Technology gave rise to the sharing economy, which is characterised by the popularity of short-term contracts and freelancing instead of permanent, full-time employment. The rapid development of technology in recent years made it easier than ever for professionals to peddle their craft online and on their own terms, rather than working in the traditional office environment.
While the benefits of freelancing include schedule flexibility and mobility, it is not without its share of problems. Freelancers are faced with income instability and a complete lack of benefits. Freelancers also sometimes accept projects only to find the client is a scammer, who takes their work and runs. Additionally, clients pay the price when they are taken advantage of online, with disreputable individuals asking for payment before rendering services, and then disappearing. These problems exist because there are not enough regulations protecting freelancers and their clients, and no one knows exactly where they stand.
Every Market Is Different
When trying to uncover trends regarding freelancing laws, the task is made incredibly difficult by the fact that every state (and country) operates differently. For example, California recently passed a ruling that makes it very difficult for companies like Lyft and Uber to classify their workers as independent contractors. This is not a federal ruling and acts purely at the state level. Everyone treats independent workers a little differently.
Right now, it seems like no one knows quite how to classify freelancers, and freelancers themselves struggle to figure out where they stand in various facets of the law. For example, how to classify their employment status with the authorities, and how exactly to work with their taxes.
Cryptocurrencies are on the verge of regulation, and it is easy to draw parallels between cryptocurrency and freelancers, as neither of these things has been simple for authorities to figure out how to manage and control effectively yet. One prediction that can be made, however, is that the more successful the freelancing model becomes, the more authorities will want (and need!) to regulate it.
For many markets right now, regulations may be a bit of a knee-jerk reaction.
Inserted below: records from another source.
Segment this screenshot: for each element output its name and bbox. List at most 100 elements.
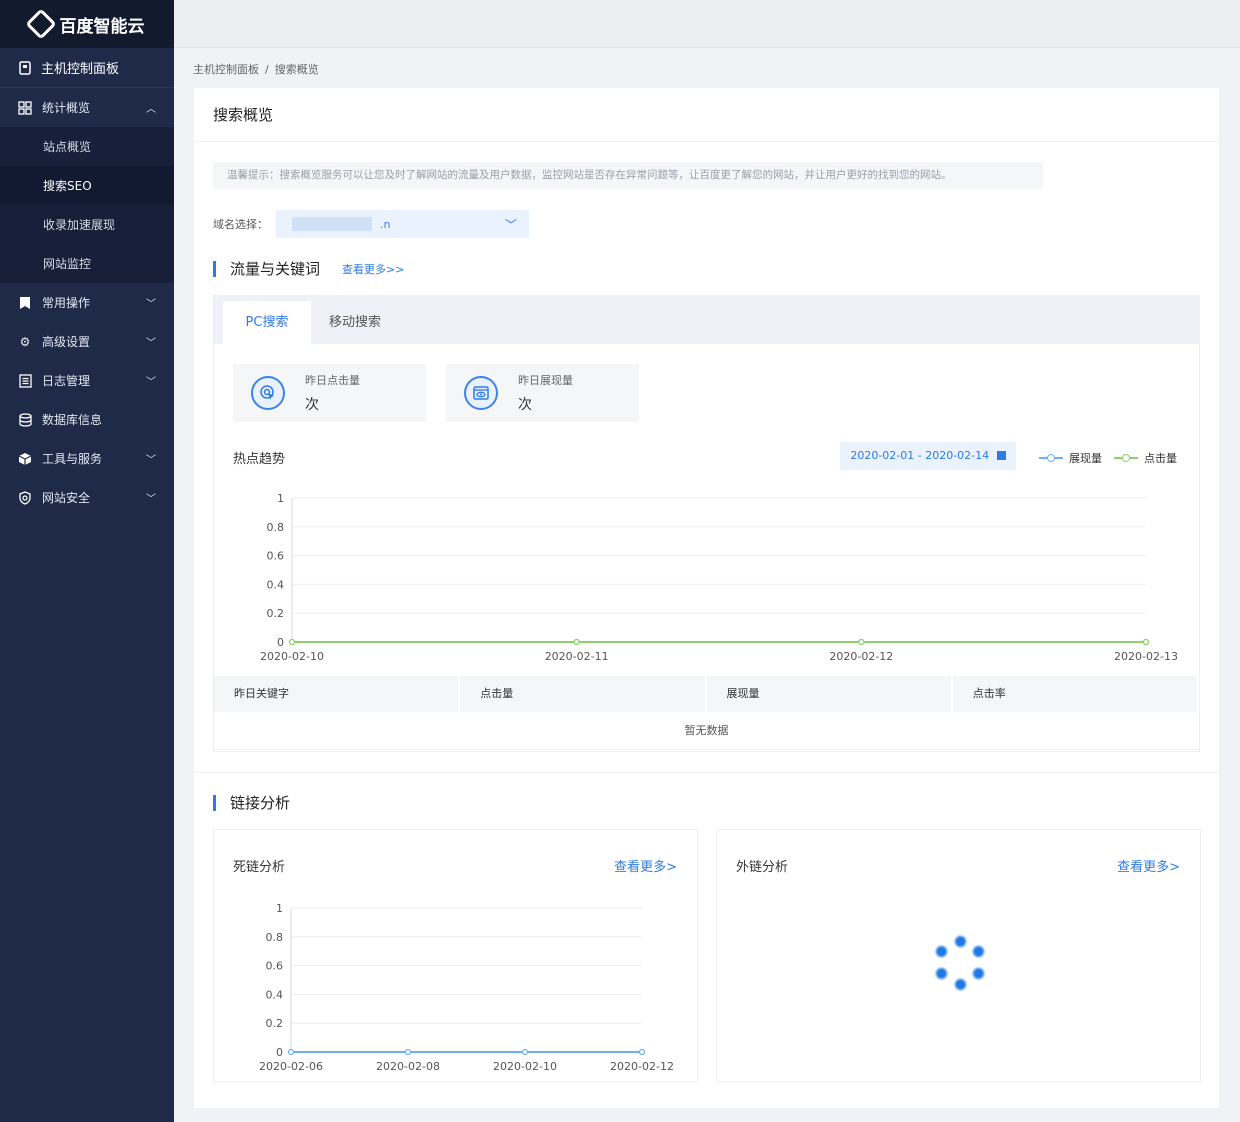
sidebar-item-database[interactable]: 数据库信息 xyxy=(0,400,174,439)
data-point xyxy=(521,1048,529,1056)
y-tick-label: 1 xyxy=(276,902,283,915)
tab-pc-search[interactable]: PC搜索 xyxy=(223,301,311,344)
panel-title: 死链分析 xyxy=(233,860,286,875)
search-overview-card: 搜索概览 温馨提示：搜索概览服务可以让您及时了解网站的流量及用户数据，监控网站是… xyxy=(194,88,1219,772)
page-title: 搜索概览 xyxy=(194,88,1219,142)
legend-item-impressions[interactable]: 展现量 xyxy=(1039,450,1102,466)
data-point xyxy=(858,638,865,646)
dead-link-panel: 死链分析 查看更多> 0 0.2 0.4 0.6 0.8 1 2020-02-06 2020-… xyxy=(213,829,698,1082)
legend-marker xyxy=(1039,454,1063,462)
x-tick-label: 2020-02-12 xyxy=(829,650,893,663)
chevron-down-icon: ﹀ xyxy=(504,218,517,232)
chevron-down-icon: ﹀ xyxy=(146,455,156,466)
sidebar-sub-site-monitor[interactable]: 网站监控 xyxy=(0,244,174,283)
sidebar-item-console[interactable]: 主机控制面板 xyxy=(0,48,174,88)
box-icon xyxy=(18,452,32,466)
stat-impressions: 昨日展现量 次 xyxy=(446,364,639,422)
breadcrumb: 主机控制面板 / 搜索概览 xyxy=(193,61,319,77)
sidebar-item-stats[interactable]: 统计概览 ︿ xyxy=(0,88,174,127)
sidebar: 百度智能云 主机控制面板 统计概览 ︿ 站点概览 搜索SEO 收录加速展现 网站… xyxy=(0,0,174,1122)
tip-banner: 温馨提示：搜索概览服务可以让您及时了解网站的流量及用户数据，监控网站是否存在异常… xyxy=(213,162,1043,189)
cursor-click-icon xyxy=(251,376,285,410)
trend-chart-svg: 0 0.2 0.4 0.6 0.8 1 2020-02-10 2020-02-11 2020-0… xyxy=(260,492,1178,663)
trend-chart: 0 0.2 0.4 0.6 0.8 1 2020-02-10 2020-02-11 2020-0… xyxy=(214,476,1199,676)
breadcrumb-root[interactable]: 主机控制面板 xyxy=(193,63,259,76)
domain-value: .n xyxy=(380,217,391,231)
section-marker xyxy=(213,794,216,811)
sidebar-item-tools[interactable]: 工具与服务 ﹀ xyxy=(0,439,174,478)
data-point xyxy=(1142,638,1150,646)
sidebar-item-common-ops[interactable]: 常用操作 ﹀ xyxy=(0,283,174,322)
x-tick-label: 2020-02-10 xyxy=(260,650,324,663)
bookmark-icon xyxy=(18,296,32,310)
data-point xyxy=(638,1048,646,1056)
column-header-ctr[interactable]: 点击率 xyxy=(953,676,1199,712)
column-header-impressions[interactable]: 展现量 xyxy=(707,676,953,712)
y-tick-label: 0.8 xyxy=(267,521,285,534)
x-tick-label: 2020-02-08 xyxy=(376,1060,440,1073)
brand-name: 百度智能云 xyxy=(59,16,145,37)
y-tick-label: 0.2 xyxy=(267,607,285,620)
column-header-clicks[interactable]: 点击量 xyxy=(460,676,707,712)
sidebar-item-label: 网站安全 xyxy=(42,491,91,505)
domain-redacted xyxy=(292,217,372,231)
sidebar-sub-search-seo[interactable]: 搜索SEO xyxy=(0,166,174,205)
sidebar-item-security[interactable]: 网站安全 ﹀ xyxy=(0,478,174,517)
sidebar-item-label: 工具与服务 xyxy=(42,452,103,466)
gear-icon: ⚙ xyxy=(19,334,31,349)
stat-label: 昨日点击量 xyxy=(305,374,360,387)
sidebar-sub-site-overview[interactable]: 站点概览 xyxy=(0,127,174,166)
section-title: 流量与关键词 xyxy=(230,260,321,278)
panel-title: 外链分析 xyxy=(736,860,789,875)
chevron-up-icon: ︿ xyxy=(146,104,156,115)
grid-icon xyxy=(18,100,32,115)
traffic-more-link[interactable]: 查看更多>> xyxy=(342,262,405,276)
breadcrumb-current: 搜索概览 xyxy=(274,63,319,76)
dead-link-chart: 0 0.2 0.4 0.6 0.8 1 2020-02-06 2020-02-08 2020-0… xyxy=(259,902,674,1073)
y-tick-label: 0.8 xyxy=(266,931,284,944)
loading-spinner-icon xyxy=(933,936,989,992)
x-tick-label: 2020-02-12 xyxy=(610,1060,674,1073)
external-link-more-link[interactable]: 查看更多> xyxy=(1117,860,1180,875)
legend-marker xyxy=(1114,454,1138,462)
sidebar-item-label: 数据库信息 xyxy=(42,413,103,427)
links-section-head: 链接分析 xyxy=(213,792,290,813)
column-header-keyword[interactable]: 昨日关键字 xyxy=(214,676,461,712)
shield-search-icon xyxy=(18,490,32,505)
traffic-section-head: 流量与关键词 查看更多>> xyxy=(213,258,404,279)
section-marker xyxy=(213,260,216,277)
chevron-down-icon: ﹀ xyxy=(146,494,156,505)
sidebar-item-logs[interactable]: 日志管理 ﹀ xyxy=(0,361,174,400)
dead-link-more-link[interactable]: 查看更多> xyxy=(614,860,677,875)
tab-mobile-search[interactable]: 移动搜索 xyxy=(328,315,381,330)
brand-logo[interactable]: 百度智能云 xyxy=(0,0,174,48)
legend-item-clicks[interactable]: 点击量 xyxy=(1114,450,1177,466)
domain-select[interactable]: .n ﹀ xyxy=(276,210,529,238)
console-icon xyxy=(19,60,31,75)
x-tick-label: 2020-02-06 xyxy=(259,1060,323,1073)
keyword-table: 昨日关键字 点击量 展现量 点击率 暂无数据 xyxy=(214,676,1199,750)
sidebar-item-label: 统计概览 xyxy=(42,101,91,115)
legend-label: 点击量 xyxy=(1144,452,1177,465)
database-icon xyxy=(18,412,32,427)
sidebar-sub-index-acceleration[interactable]: 收录加速展现 xyxy=(0,205,174,244)
chevron-down-icon: ﹀ xyxy=(146,338,156,349)
sidebar-item-advanced[interactable]: ⚙ 高级设置 ﹀ xyxy=(0,322,174,361)
chevron-down-icon: ﹀ xyxy=(146,299,156,310)
cloud-logo-icon xyxy=(24,8,57,40)
x-tick-label: 2020-02-11 xyxy=(545,650,609,663)
date-range-picker[interactable]: 2020-02-01 - 2020-02-14 xyxy=(840,442,1016,470)
trend-title: 热点趋势 xyxy=(233,452,286,467)
breadcrumb-separator: / xyxy=(265,63,269,76)
top-bar xyxy=(174,0,1240,48)
y-tick-label: 0.6 xyxy=(266,960,284,973)
domain-row: 域名选择： .n ﹀ xyxy=(213,210,529,238)
y-tick-label: 0.2 xyxy=(266,1017,284,1030)
y-tick-label: 0.6 xyxy=(267,550,285,563)
stat-value: 次 xyxy=(305,397,319,413)
y-tick-label: 0 xyxy=(277,636,284,649)
traffic-panel: PC搜索 移动搜索 昨日点击量 次 昨日展现量 次 热点趋势 2020-02-0… xyxy=(213,295,1200,752)
sidebar-item-label: 主机控制面板 xyxy=(41,62,120,77)
data-point xyxy=(288,638,296,646)
chart-legend: 展现量 点击量 xyxy=(1039,450,1177,466)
This is because authorities have realised that some level of control is necessary regarding freelancers, but they do not really know exactly what these regulations need to be. However, as time goes on, authorities will learn to understand just how freelancing works and can develop more balanced regulations that will work for freelancers, their clients, and the economy as a whole.
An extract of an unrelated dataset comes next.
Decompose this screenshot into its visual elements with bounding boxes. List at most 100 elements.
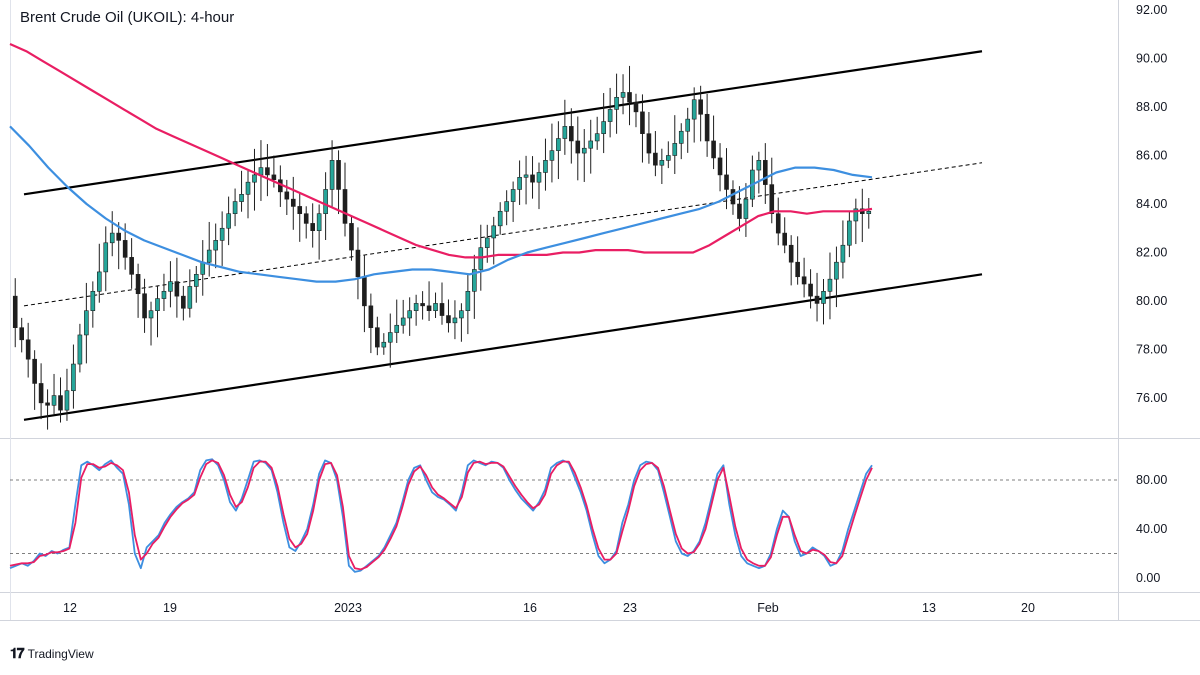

How the Sharing Economy and Freelancing Are Evolving
Regulations have not kept up with the development of technology and its effect on the marketplace and the economy. There has not been enough attention paid to the protection of the freelancer and their client, or their impact on the economy.
A problem facing many freelancers is compensation. Seventy-six per cent of freelancers surveyed stated that they have had issues collecting money owed to them. According to the Freelancers Union, in 2014, lack of payment cost freelancers almost $6,000 each.
Steps have been taken to rectify this problem. In 2016, New York City Mayor Bill de Blasio signed the Freelance Isn’t Free Act into law. This legislation gives freelancers the right to full, timely payment and a written contract; it also protects them from retaliation from clients.
Slowly but surely, change is happening. It is a change that is necessary in order for freelancers to flourish, and also for their clients to understand exactly what is expected of them when they hire a freelancer.
Blockchain’s Role in the Disruption of the Sharing Economy
Blockchain is becoming popular because of its decentralised nature. Too often, when authority is centralised, it is abused. With the development of blockchain-based systems on the rise, it is slowly becoming easier for freelancers to cut out the middleman (for example, platforms such as Upwork and Fiverr), and find clients seeking their skills by themselves (thus, saving them money on intermediary fees).
Blockchain can take the sharing economy to the next level in a variety of ways. Firstly, blockchain-based systems can begin to solve the problem of clients not paying freelancers, and freelancers not completing tasks that they have been paid to do. It is very much a two-way street, and protection extends further than just the freelancer.
Since blockchain was designed to support cryptocurrencies, and as a secure method for financial transactions, ensuring that payment is completed is one of blockchain’s more foundational functions in the sharing economy. Payments are entered into blocks, with fees being so low as to be negligible (saving both parties money). Payment is also guaranteed because since smart contracts on blockchain-based systems are self-executing, freelancers and clients do not need to rely on a central authority to carry out payment.
Blockchain could potentially also protect clients from freelancers who might want to embellish their credentials and skills. The use of blockchain to verify freelancers’ stated skills is being explored and will save clients the stress of trying to figure out whether a resume is true or not, leading to better hiring outcomes.
Ready to Take the Sharing Economy by Storm
The sharing economy is poised for disruption, and it is coming soon. Freelancers and their clients seek better, fairer regulations to protect themselves in this diversified marketplace. The laws have not caught up with the newly developing market, and those in non-traditional jobs need better representation. Blockchain can help with protecting them by guaranteeing payment as long as services are rendered and keeps freelancers from falsifying their credentials. This will lead to more seamless, less stressful relationships between freelancers and their clients.